In 1941, the United States, Britain and Australia declared war on Japan.
In 1949, the Chinese Nationalist government, defeated by the Communists, retreated from the mainland to the island of Taiwan.
In 1980, former Beatle John Lennon was shot to death outside his apartment building in New York City. He was 40.
In 1986, U.S. Secretary of State George Shultz told the House Foreign Affairs Committee the transfer of Iran arms money to the Nicaraguan Contras was illegal.
In 1987, U.S. President Ronald Reagan and Soviet leader Mikhail Gorbachev signed the first treaty between the two superpowers to reduce their massive nuclear arsenals.
In 1991, the Soviet Union ceased to exist when the republics of Russia, Byelorussia (now known as Belarus) and Ukraine signed an agreement creating the Commonwealth of Independent States.
In 1993, U.S. President Bill Clinton signed the North American Free Trade Agreement.

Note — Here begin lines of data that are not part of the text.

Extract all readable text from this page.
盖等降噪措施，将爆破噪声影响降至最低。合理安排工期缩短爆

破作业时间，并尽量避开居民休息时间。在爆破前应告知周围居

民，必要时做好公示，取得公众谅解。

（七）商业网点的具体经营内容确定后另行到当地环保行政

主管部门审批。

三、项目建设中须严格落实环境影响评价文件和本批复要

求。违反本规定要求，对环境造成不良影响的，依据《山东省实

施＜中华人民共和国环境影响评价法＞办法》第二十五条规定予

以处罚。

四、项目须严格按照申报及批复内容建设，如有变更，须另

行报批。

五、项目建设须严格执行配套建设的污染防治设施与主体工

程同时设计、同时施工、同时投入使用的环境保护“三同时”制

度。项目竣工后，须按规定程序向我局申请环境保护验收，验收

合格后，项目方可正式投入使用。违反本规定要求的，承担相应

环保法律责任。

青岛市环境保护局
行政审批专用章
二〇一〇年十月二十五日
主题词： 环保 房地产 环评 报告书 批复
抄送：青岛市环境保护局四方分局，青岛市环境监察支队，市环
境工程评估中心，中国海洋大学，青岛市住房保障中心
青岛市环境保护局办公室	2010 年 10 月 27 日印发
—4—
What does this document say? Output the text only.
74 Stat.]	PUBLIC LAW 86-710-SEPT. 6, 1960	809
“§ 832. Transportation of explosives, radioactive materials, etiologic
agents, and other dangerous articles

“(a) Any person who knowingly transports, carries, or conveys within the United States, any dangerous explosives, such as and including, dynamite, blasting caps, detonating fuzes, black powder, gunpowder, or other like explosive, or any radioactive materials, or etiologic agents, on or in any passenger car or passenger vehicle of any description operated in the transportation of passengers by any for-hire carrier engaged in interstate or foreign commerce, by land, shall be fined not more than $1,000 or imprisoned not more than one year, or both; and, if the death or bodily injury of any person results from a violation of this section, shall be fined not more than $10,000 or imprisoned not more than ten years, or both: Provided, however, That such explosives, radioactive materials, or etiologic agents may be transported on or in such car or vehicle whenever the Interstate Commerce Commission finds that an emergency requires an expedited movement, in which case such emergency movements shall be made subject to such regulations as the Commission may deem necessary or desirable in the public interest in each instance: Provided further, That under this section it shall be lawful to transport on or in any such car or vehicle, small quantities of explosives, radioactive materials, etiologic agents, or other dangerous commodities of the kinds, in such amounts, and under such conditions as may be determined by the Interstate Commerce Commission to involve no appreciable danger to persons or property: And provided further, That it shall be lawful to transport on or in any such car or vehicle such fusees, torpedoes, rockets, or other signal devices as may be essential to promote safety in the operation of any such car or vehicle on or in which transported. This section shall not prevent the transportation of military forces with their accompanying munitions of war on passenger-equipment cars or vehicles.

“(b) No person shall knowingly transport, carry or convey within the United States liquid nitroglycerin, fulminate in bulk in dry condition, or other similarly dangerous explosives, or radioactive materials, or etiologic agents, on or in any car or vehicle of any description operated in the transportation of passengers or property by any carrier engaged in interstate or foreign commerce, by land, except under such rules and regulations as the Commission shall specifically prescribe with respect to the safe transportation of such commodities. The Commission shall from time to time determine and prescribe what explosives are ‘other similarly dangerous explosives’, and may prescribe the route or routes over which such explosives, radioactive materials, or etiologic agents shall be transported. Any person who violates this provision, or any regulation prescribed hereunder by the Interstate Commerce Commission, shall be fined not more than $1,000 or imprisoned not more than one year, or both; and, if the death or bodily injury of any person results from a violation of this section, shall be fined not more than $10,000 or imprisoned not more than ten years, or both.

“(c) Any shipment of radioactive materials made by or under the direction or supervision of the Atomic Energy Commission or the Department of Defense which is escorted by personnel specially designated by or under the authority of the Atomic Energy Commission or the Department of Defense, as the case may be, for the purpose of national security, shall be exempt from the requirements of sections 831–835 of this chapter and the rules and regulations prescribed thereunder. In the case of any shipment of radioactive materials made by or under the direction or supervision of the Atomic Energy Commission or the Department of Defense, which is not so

In 1997, the Union Bank of Switzerland and the Swiss Bank Corp. announced plans to merge, creating the world's second-largest bank with assets of some $600 billion.
Also in 1997, Jenny Shipley was sworn in as the first woman prime minister of New Zealand.
In 2002, Iraq said all its chemical and biological weapons programs ended in 1991 and that the country had never reached the assembly or testing stage for nuclear weapons.
In 2004, International Business Machines Corp. reported it was selling its personal computer business to Chinese rival Lenovo Group for $1.25 billion in cash and stock.
In 2005, a suicide bomber detonated explosives on a crowded bus in Baghdad, killing at least 30 people and wounding 27 others.
Also in 2005, a Southwest Airlines jetliner overshot a runway at Chicago's Midway International Airport in a snowstorm, crashing through a fence into a city street. A 6-year-old boy in a car hit by the plane was killed and at least 11 others were hurt.
In 2007, dozens of dead and injured seabirds coated in black goo were the most visible victims of a 58,000-gallon oil spill in San Francisco Bay that fouled miles of coastline. The spill, which scientists say could threaten wildlife for years, was caused when a South Korea-bound container ship hit a tower supporting the San Francisco-Oakland Bay Bridge in dense fog.
Also in 2007, Afghanistan was in official mourning after a suicide bombing at a school in the north killed at least 52 people and injured 102 others. The dead included 18 schoolchildren.
And, the president of Georgia declared a 15-day state of emergency after thousands of demonstrators marched on the capital. Mikheil Saakashvili said he would take part in a special election in January.
A thought for the day: Saki, the pen name for Hector Hugh Munro, said, "A little inaccuracy sometimes saves tons of explanation."